Recensione: Chapter One
A prima vista, la star di questo interessante progetto hard rock sembrerebbe essere il veterano cantante tedesco Michael Bormann, noto all’uditorio melodico per la lunga militanza nei Jaded Heart; eppure, dietro ad un monicker di probabile ispirazione tarantiniana si nasconde in realtà un manipolo di musicisti italiani di tutto rispetto.
La storia dei Grindhouse, come recita la loro bio (che potete leggere per intero sul sito web della band), nasce nel 2006, all’alba del trasferimento in terra siciliana del chitarrista Piero Ventimiglio. Le susccessive frequentazioni della scena musicale locale portarono Ventimiglio a stringere amicizia con Stefano Martolini – anch’egli chitarrista – e successivamente alla fondazione di una tribute band degli Iron Maiden.
Dopo aver incrociato le strade con un terzo chitarrista Ventimiglio, Martolini e la new entry Giorgio Calabrese si decisero a mettere in piedi una vera e propria band con l’obiettivo di cimentarsi nella stesura di brani originali.
Una volta assoldati Francesco Missale e Andrea Cicero, rispettivamente basso e batteria, l’ultimo tassello riguardava la scelta del cantante: il 2013 fu quindi l’anno dell’annuncio della collaborazione con Michael Bormann e dell’inizio delle registrazioni di “Chapter One”.
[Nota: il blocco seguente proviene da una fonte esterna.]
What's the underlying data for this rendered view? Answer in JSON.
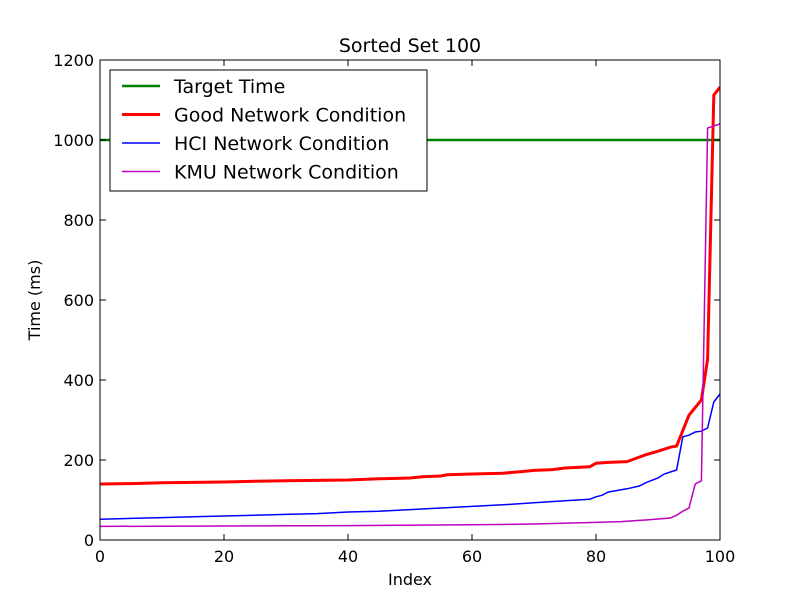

Il debut album della band italo tedesca, in quattro parole, si compone di nove canzoni di puro e fottuto hard ‘n’ heavy a base di riff metallici, ritmiche lineari ma efficaci e tostissime linee vocali intonate dalla sempre notevole ugola dell’ex Jaded Heart.
La travolgente opener “After Midnight”, apre le danze come meglio non si potrebbe, degnamente seguita dall’imprevedibile ma riuscitissima cover “Ain’t Nobody” (un classico della disco music firmato Chaka Khan) e dalla successiva “The Stunt”; tuttavia è l’intero album nel suo complesso a farsi valere per energia ed ispirazione,pur rimanendo entro i canoni di un genere ultra collaudato.
Tra gli episodi migliori vale assolutamente la pena di citare “The Enemy”, notturna e insinuante, valorizzata dai formidabili cori di scuola Fair Warning/Jaded Heart, la scanzonata “Nothing’s Gonna Stop Me” – dai gustosi accenti street/glam – e la spettacolare “Wild Dusk”, nella quale il rifferama funky stempera presto in un notevole crescendo melodico di marca Baton Rouge.
Il resto della tracklist propone, in ogni caso, una manciata di tracce a loro modo gustose seppur non ai livelli dei picchi di maggior valore contenuti in “Cahpter One”, dalla punkeggiante “The Way Out” fino alla Danger Danger-iana “What A Night”, passando per una “Titty Twister” molto orecchiabile e divertente.
Che dire? Una bellissima sorpresa da parte di un gruppetto di musicisti nostrani, con il plus costituito dalla partecipazione di un vocalist d’eccezione: per tutti i patiti dell’hard rock di tre decadi orsono, un ascolto consigliatissimo.